Crowdfunding: There’s no shame in asking loved ones for help with cancer expenses or lost income. A crowdfunding platform can save you the time (and potential awkwardness) of having to ask people in person. GoFundMe has resources and tips specifically for those looking to crowdfund their cancer care.
Retirement savings: Another option is to request early access to your retirement plan, pension, or superannuation—but there are limitations on what, when and how much you’re allowed to withdraw. A few things to keep in mind:
- You may be able to access your retirement funds on compassionate grounds, or due to severe financial hardship or medical incapacity.
- In some cases there is a tax penalty for dipping into your retirement savings early.
- The rules also vary by country, so be sure to seek professional, unbiased financial advice before doing anything.
If you’re nearing retirement age and debating whether to take a lump sum or regular payments from your pension or superannuation, the right choice may depend in part on your treatment. In cases of testicular cancer that have a good prognosis (that is, a high chance of recovery), it’s usually wise to opt for pension payments instead of a lump sum. As each person’s situation is unique, be sure to seek professional advice before making any decisions about accessing your pension or superannuation.
Depending on your experience, you may be ready to dive headfirst into work after treatment, or you may need to pace your re-entry. Either way, talk to your employer about your return and what to expect. Look into flexible work arrangements to accommodate your recovery. This could include working a reduced number of hours to start and gradually increasing, changing to work tasks and responsibilities, or working from home.
There’s no point rushing after traumatic things. [Time off] made me come back feeling so much better. There’s no harm in taking more time. Your body will catch up.
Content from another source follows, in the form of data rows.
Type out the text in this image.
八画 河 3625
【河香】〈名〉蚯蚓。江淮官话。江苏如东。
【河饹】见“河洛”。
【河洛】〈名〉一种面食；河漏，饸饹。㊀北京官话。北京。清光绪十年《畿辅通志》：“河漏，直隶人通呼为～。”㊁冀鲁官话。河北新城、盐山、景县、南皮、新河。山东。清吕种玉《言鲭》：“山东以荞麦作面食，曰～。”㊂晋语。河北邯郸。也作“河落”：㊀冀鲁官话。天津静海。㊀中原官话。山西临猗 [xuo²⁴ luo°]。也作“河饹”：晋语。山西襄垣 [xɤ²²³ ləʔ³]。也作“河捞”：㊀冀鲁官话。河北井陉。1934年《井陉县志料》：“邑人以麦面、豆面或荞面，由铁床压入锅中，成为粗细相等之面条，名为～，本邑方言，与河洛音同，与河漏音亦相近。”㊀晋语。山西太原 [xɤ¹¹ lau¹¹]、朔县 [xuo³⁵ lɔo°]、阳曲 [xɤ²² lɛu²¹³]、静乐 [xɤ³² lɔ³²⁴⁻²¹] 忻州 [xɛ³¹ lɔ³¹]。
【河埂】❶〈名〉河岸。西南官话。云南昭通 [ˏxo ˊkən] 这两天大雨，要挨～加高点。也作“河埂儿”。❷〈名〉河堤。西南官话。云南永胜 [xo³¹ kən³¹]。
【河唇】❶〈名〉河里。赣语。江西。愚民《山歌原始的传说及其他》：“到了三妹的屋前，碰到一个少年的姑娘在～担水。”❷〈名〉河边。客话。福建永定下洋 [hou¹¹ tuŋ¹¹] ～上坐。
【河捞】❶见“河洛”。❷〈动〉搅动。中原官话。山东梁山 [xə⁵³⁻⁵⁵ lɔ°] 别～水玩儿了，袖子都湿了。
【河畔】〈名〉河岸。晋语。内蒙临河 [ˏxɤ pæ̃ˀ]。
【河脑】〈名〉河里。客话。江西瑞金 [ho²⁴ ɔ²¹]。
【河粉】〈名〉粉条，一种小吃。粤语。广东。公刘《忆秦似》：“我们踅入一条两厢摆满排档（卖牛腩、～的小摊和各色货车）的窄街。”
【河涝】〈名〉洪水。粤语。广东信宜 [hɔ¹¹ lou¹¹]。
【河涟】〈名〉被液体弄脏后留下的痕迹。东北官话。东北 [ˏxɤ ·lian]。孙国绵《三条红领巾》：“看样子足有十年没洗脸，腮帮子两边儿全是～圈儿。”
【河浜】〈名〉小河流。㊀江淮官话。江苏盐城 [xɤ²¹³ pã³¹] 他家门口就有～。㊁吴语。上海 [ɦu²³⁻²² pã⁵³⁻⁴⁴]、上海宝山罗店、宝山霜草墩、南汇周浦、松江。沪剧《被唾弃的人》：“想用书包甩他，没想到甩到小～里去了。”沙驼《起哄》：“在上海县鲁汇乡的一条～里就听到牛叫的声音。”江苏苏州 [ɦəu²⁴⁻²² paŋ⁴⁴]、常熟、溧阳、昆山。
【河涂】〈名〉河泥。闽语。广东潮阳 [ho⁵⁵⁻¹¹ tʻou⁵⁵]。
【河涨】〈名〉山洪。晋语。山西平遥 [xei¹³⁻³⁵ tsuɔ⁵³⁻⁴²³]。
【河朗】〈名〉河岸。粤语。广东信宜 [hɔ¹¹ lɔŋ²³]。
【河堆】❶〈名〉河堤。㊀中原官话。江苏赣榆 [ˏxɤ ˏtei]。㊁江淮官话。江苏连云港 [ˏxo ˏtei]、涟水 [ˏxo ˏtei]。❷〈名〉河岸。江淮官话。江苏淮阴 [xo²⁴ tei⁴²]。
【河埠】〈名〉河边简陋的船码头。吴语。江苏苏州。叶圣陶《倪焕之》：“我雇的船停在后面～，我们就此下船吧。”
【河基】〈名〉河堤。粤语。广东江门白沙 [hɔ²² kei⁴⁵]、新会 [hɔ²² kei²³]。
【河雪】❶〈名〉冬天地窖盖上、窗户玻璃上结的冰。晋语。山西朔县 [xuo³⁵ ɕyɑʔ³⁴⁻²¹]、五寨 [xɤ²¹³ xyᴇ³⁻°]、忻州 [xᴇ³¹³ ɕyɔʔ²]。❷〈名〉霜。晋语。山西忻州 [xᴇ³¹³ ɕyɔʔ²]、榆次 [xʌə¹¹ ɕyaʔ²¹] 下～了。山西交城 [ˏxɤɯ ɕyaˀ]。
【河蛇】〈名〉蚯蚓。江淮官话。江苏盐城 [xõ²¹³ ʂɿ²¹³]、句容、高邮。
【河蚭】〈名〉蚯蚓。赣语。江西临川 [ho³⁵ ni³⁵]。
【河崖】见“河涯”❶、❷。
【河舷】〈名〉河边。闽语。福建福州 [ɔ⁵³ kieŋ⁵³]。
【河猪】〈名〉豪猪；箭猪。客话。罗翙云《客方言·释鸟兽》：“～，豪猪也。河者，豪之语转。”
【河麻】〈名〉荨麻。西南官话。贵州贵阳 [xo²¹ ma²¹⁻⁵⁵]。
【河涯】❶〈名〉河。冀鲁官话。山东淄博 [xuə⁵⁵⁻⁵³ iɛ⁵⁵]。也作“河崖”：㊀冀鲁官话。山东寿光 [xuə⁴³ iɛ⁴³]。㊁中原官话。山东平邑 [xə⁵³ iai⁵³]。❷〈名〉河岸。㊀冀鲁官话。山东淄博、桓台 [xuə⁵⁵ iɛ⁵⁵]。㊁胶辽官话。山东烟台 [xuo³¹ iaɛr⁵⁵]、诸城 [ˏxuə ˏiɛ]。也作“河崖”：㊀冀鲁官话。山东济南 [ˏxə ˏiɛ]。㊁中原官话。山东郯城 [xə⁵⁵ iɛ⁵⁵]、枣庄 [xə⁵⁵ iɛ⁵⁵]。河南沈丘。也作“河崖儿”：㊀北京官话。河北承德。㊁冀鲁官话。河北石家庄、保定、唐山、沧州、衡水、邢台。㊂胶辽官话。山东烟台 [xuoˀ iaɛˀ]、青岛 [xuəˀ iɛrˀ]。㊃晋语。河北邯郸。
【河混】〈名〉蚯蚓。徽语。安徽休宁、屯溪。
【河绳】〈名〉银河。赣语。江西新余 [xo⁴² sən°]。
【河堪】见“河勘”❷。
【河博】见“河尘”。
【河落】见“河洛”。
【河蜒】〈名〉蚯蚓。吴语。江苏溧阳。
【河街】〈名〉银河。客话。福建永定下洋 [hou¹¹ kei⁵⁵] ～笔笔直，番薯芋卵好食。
Returning to work can help if you’re worried about finances, but it can also positively affect your self-esteem and emotional well being. However, each person’s situation may be different, so pay attention to how the return to work is affecting you—for better or worse.
Look after yourself. Financial stress can magnify the worry and anxiety you experience when dealing with testicular cancer, but it doesn’t have to. The best way to prepare for what’s ahead is to know your options—and know when, where and who to ask for help.